- Что так долго?
- Табачный бунт. Курильщики, человек триста, наверное, перегородили улицу. Всюду пробки. Пришлось добираться в объезд.
- Давай ключи. Я опаздываю.
- А что у меня было, не интересуешься?
- Интересуюсь. Только времени нет. Давай коротко.
- Ну, это был не тот, о котором я думал, но тоже дерьмо. Я заставил его по кусочкам сожрать собственный донос.
- И он сделал это? - Я надевал плащ.
- Не добровольно, конечно. Но после некоторых мер, предпринятых мною, жевал и глотал бумагу добросовестно. Потом я заставил его выпить слабительное. Причем много. Очень много. А после вывел на лестницу и - мне друг привез из Америки сувенир, наручники, - и приковал офицера Советской Армии к дверной ручке лифта его собственного подъезда. И ушел. Он вслед мне орал, что этого так не оставит, что ты пожалеешь… Угрожал, матерился…
- Ты, смотрю, тоже выдумщик!
- Одна кровь! - улыбнулся мститель, - Я еще не успел удалиться, как слабительное начало оказывать действие…
- Проводи меня, - попросил я, и мы стали быстро спускаться вниз.
- Слушай, у тебя в Москве есть где жить?
- А что такое? А-а, понял… Едешь за женщиной… У тебя роман начинается… Правильно?

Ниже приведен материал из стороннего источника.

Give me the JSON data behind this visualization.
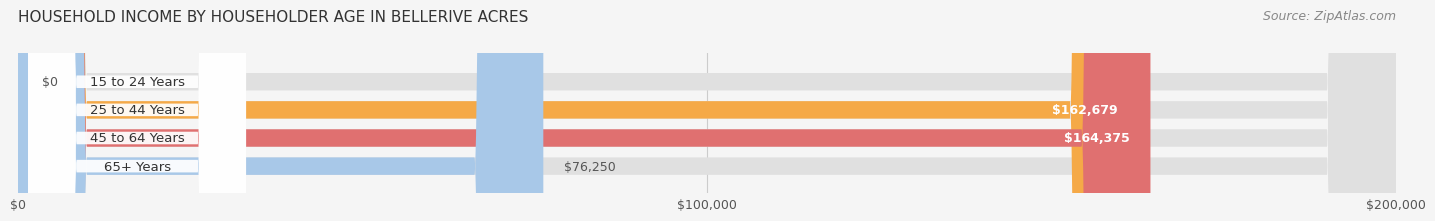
{
  "title": "HOUSEHOLD INCOME BY HOUSEHOLDER AGE IN BELLERIVE ACRES",
  "source": "Source: ZipAtlas.com",
  "categories": [
    "15 to 24 Years",
    "25 to 44 Years",
    "45 to 64 Years",
    "65+ Years"
  ],
  "values": [
    0,
    162679,
    164375,
    76250
  ],
  "bar_colors": [
    "#f7a8b8",
    "#f5a947",
    "#e07070",
    "#a8c8e8"
  ],
  "value_labels": [
    "$0",
    "$162,679",
    "$164,375",
    "$76,250"
  ],
  "xlim": [
    0,
    200000
  ],
  "xtick_labels": [
    "$0",
    "$100,000",
    "$200,000"
  ],
  "background_color": "#f5f5f5",
  "title_fontsize": 11,
  "source_fontsize": 9,
  "bar_height": 0.62
}
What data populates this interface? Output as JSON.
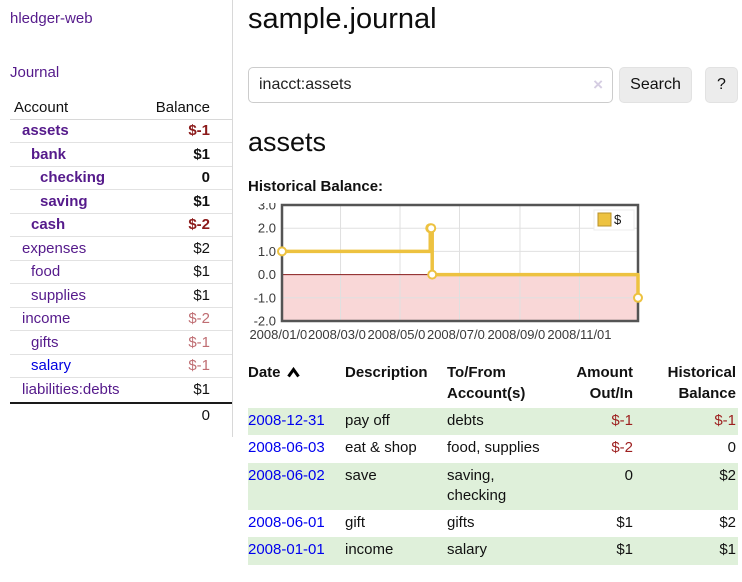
{
  "app": {
    "title": "hledger-web"
  },
  "sidebar": {
    "journal_link": "Journal",
    "account_header": "Account",
    "balance_header": "Balance",
    "accounts": [
      {
        "name": "assets",
        "balance": "$-1"
      },
      {
        "name": "bank",
        "balance": "$1"
      },
      {
        "name": "checking",
        "balance": "0"
      },
      {
        "name": "saving",
        "balance": "$1"
      },
      {
        "name": "cash",
        "balance": "$-2"
      },
      {
        "name": "expenses",
        "balance": "$2"
      },
      {
        "name": "food",
        "balance": "$1"
      },
      {
        "name": "supplies",
        "balance": "$1"
      },
      {
        "name": "income",
        "balance": "$-2"
      },
      {
        "name": "gifts",
        "balance": "$-1"
      },
      {
        "name": "salary",
        "balance": "$-1"
      },
      {
        "name": "liabilities:debts",
        "balance": "$1"
      }
    ],
    "total": "0"
  },
  "main": {
    "title": "sample.journal",
    "search": {
      "value": "inacct:assets",
      "clear_icon": "×",
      "search_button": "Search",
      "help_button": "?"
    },
    "account_heading": "assets",
    "chart_title": "Historical Balance:"
  },
  "register": {
    "headers": {
      "date": "Date",
      "description": "Description",
      "accounts_line1": "To/From",
      "accounts_line2": "Account(s)",
      "amount_line1": "Amount",
      "amount_line2": "Out/In",
      "balance_line1": "Historical",
      "balance_line2": "Balance"
    },
    "rows": [
      {
        "date": "2008-12-31",
        "description": "pay off",
        "accounts": "debts",
        "amount": "$-1",
        "balance": "$-1"
      },
      {
        "date": "2008-06-03",
        "description": "eat & shop",
        "accounts": "food, supplies",
        "amount": "$-2",
        "balance": "0"
      },
      {
        "date": "2008-06-02",
        "description": "save",
        "accounts": "saving, checking",
        "amount": "0",
        "balance": "$2"
      },
      {
        "date": "2008-06-01",
        "description": "gift",
        "accounts": "gifts",
        "amount": "$1",
        "balance": "$2"
      },
      {
        "date": "2008-01-01",
        "description": "income",
        "accounts": "salary",
        "amount": "$1",
        "balance": "$1"
      }
    ]
  },
  "chart_data": {
    "type": "line",
    "line_style": "step",
    "title": "Historical Balance",
    "series": [
      {
        "name": "$",
        "color": "#edc240",
        "points": [
          {
            "date": "2008-01-01",
            "value": 1
          },
          {
            "date": "2008-06-01",
            "value": 2
          },
          {
            "date": "2008-06-02",
            "value": 2
          },
          {
            "date": "2008-06-03",
            "value": 0
          },
          {
            "date": "2008-12-31",
            "value": -1
          }
        ]
      }
    ],
    "ylim": [
      -2,
      3
    ],
    "yticks": [
      "3.0",
      "2.0",
      "1.0",
      "0.0",
      "-1.0",
      "-2.0"
    ],
    "xticks": [
      "2008/01/01",
      "2008/03/01",
      "2008/05/01",
      "2008/07/01",
      "2008/09/01",
      "2008/11/01"
    ],
    "xrange": [
      "2008-01-01",
      "2008-12-31"
    ],
    "legend_position": "top-right",
    "grid": true,
    "negative_region_color": "#f9d7d7",
    "zero_line_color": "#871919"
  },
  "colors": {
    "link_purple": "#551a8b",
    "link_blue": "#0000e0",
    "negative_strong": "#8b1a1a",
    "negative_soft": "#bf6d72",
    "negative_table": "#9d1f1f",
    "row_stripe_green": "#dff0da",
    "series_gold": "#edc240"
  }
}
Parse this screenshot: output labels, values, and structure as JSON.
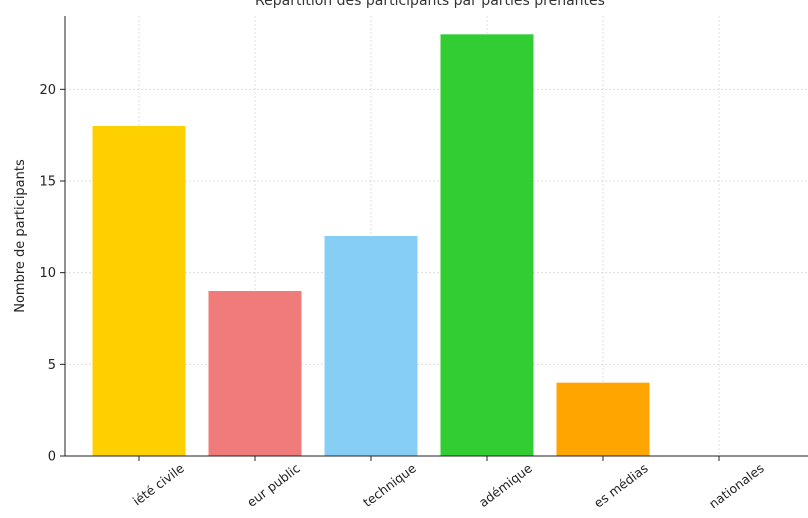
{
  "chart_data": {
    "type": "bar",
    "title": "Répartition des participants par parties prenantes",
    "xlabel": "",
    "ylabel": "Nombre de participants",
    "categories": [
      "iété civile",
      "eur public",
      "technique",
      "adémique",
      "es médias",
      "nationales"
    ],
    "values": [
      18,
      9,
      12,
      23,
      4,
      0
    ],
    "colors": [
      "#FFD000",
      "#EF7B7B",
      "#87CEF5",
      "#32CD32",
      "#FFA500",
      "#9E9E9E"
    ],
    "ylim": [
      0,
      24
    ],
    "yticks": [
      0,
      5,
      10,
      15,
      20
    ],
    "grid": true,
    "legend": "none"
  }
}
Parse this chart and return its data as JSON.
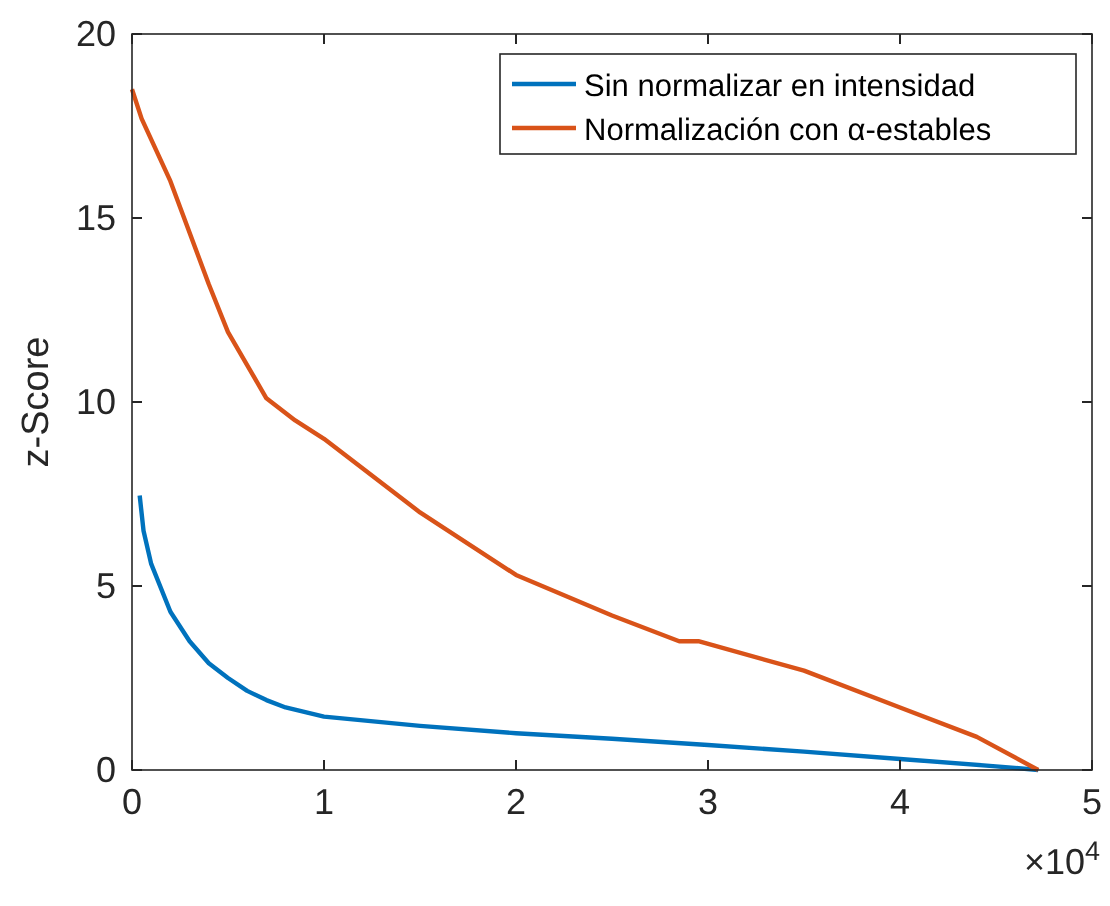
{
  "chart_data": {
    "type": "line",
    "ylabel": "z-Score",
    "xlim": [
      0,
      5
    ],
    "ylim": [
      0,
      20
    ],
    "xticks": [
      0,
      1,
      2,
      3,
      4,
      5
    ],
    "yticks": [
      0,
      5,
      10,
      15,
      20
    ],
    "grid": false,
    "legend": "top right",
    "line_style": "solid",
    "marker": "none",
    "annotations": [
      "×10$^{4}$"
    ],
    "series": [
      {
        "name": "Sin normalizar en intensidad",
        "color": "#0072bd",
        "x": [
          0.04,
          0.06,
          0.1,
          0.2,
          0.3,
          0.4,
          0.5,
          0.6,
          0.7,
          0.8,
          1.0,
          1.5,
          2.0,
          2.5,
          3.0,
          3.5,
          4.0,
          4.5,
          4.72
        ],
        "values": [
          7.46,
          6.5,
          5.6,
          4.3,
          3.5,
          2.9,
          2.5,
          2.15,
          1.9,
          1.7,
          1.45,
          1.2,
          1.0,
          0.85,
          0.68,
          0.5,
          0.3,
          0.1,
          0
        ]
      },
      {
        "name": "Normalización con α-estables",
        "color": "#d95319",
        "x": [
          0,
          0.05,
          0.2,
          0.4,
          0.5,
          0.7,
          0.85,
          1.0,
          1.5,
          2.0,
          2.5,
          2.85,
          2.95,
          3.5,
          4.0,
          4.4,
          4.72
        ],
        "values": [
          18.5,
          17.7,
          16.0,
          13.2,
          11.9,
          10.1,
          9.5,
          9.0,
          7.0,
          5.3,
          4.2,
          3.5,
          3.5,
          2.7,
          1.7,
          0.9,
          0
        ]
      }
    ]
  }
}
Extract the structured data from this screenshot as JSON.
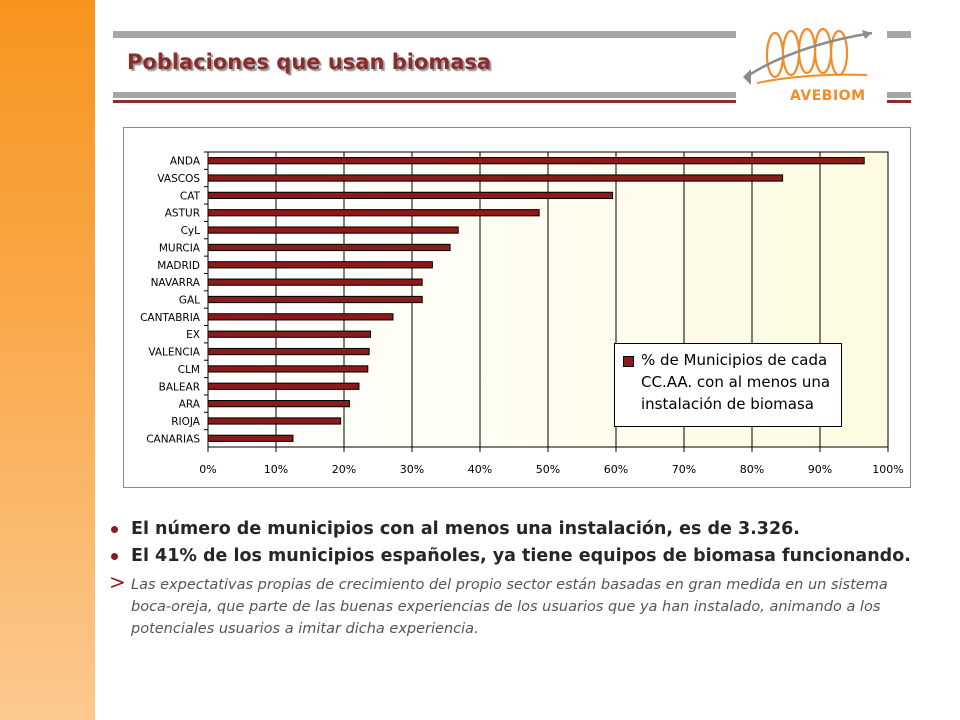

- Если ты читаешь мои мысли, то должен понять: твое присутствие здесь, мягко говоря, вовсе не обязательно!..
- Ах ты, старый селадон. Но, послушай, в квартире три комнаты…
- Нет, ты все равно будешь мне мешать!.. Так что валяй отсюда.
- Ладно, не сердись! Я сейчас что-нибудь перекушу, ты не возражаешь?
- О чем ты говоришь? Не совестно? - обиделся я.
- Черт тебя знает… Шучу, шучу… Поем и исчезну до утра…
- Есть где переночевать?
- За меня не беспокойся, у меня много друзей… Найдется место…
- А утром приходи. Вместе позавтракаем>, и я отвезу тебя на аэродром. Если еще буду жив…
- Слушай, а может, тебе с этой… бабой уехать сейчас из Москвы? На дачу… или куда-то…
- Если это судьба, так она все равно настигнет… Не важно где…
- Верно. Если только это судьба… Что ж, желаю успеха…
Я сел в машину и рванул с места. Без десяти восемь я подъехал к сбербанку на улице Медведева. Поставил машину на другой стороне. В освещенные окна я видел, что внутри оставались всего два клиента - мужчина в куртке и женщина в плаще. Вот они один за другим вышли на улицу. Часть света в операционном зале погасла. Одна из сотрудниц сбербанка выскочила на осеннюю улицу, раскрыла зонт и заспешила к Тверской. В темноте я не разобрал ее лица. Потом в зале остался гореть только дежурный свет, и две фигуры скрылись за задней дверью. Над входом зажглась лампочка, означающая, что сбербанк взят на охрану. А через несколько секунд в проеме ворот, соединяющих двор с улицей, показались два женских силуэта. Они постояли рядом некоторое время, а потом разошлись. Одна из женщин направилась через дорогу к машине. В этот момент я с бьющимся сердцем распахнул дверцу и ступил на мостовую. Я подбежал к Люде, взял ее за руку, втянул на тротуар и обнял. Моя щека прижималась к ее щеке. Я гладил ее волосы и бормотал что-то нежное, невнятное, хорошее. Было темно. Никто не видел моего лица, не знал, сколько мне лет, да я, пожалуй, и не думал о таких пустяках. Я целовал ее шею, волосы, лицо, ладошки. Она молча принимала мой порыв, а потом ее губы встретились с моими… Наверное, это продолжалось очень долго. А потом - второй поцелуй… и третий… Какие-то взбудораженные мурашки носились по спине и пояснице. Ее руки гладили мое лицо, на котором годы пробуравили немало морщин, теребили волосы, вернее, их жалкие остатки. Она прижималась ко мне и тоже шептала что-то любовное, ласковое, неразборчивое. А потом я открыл дверь и усадил ее в машину.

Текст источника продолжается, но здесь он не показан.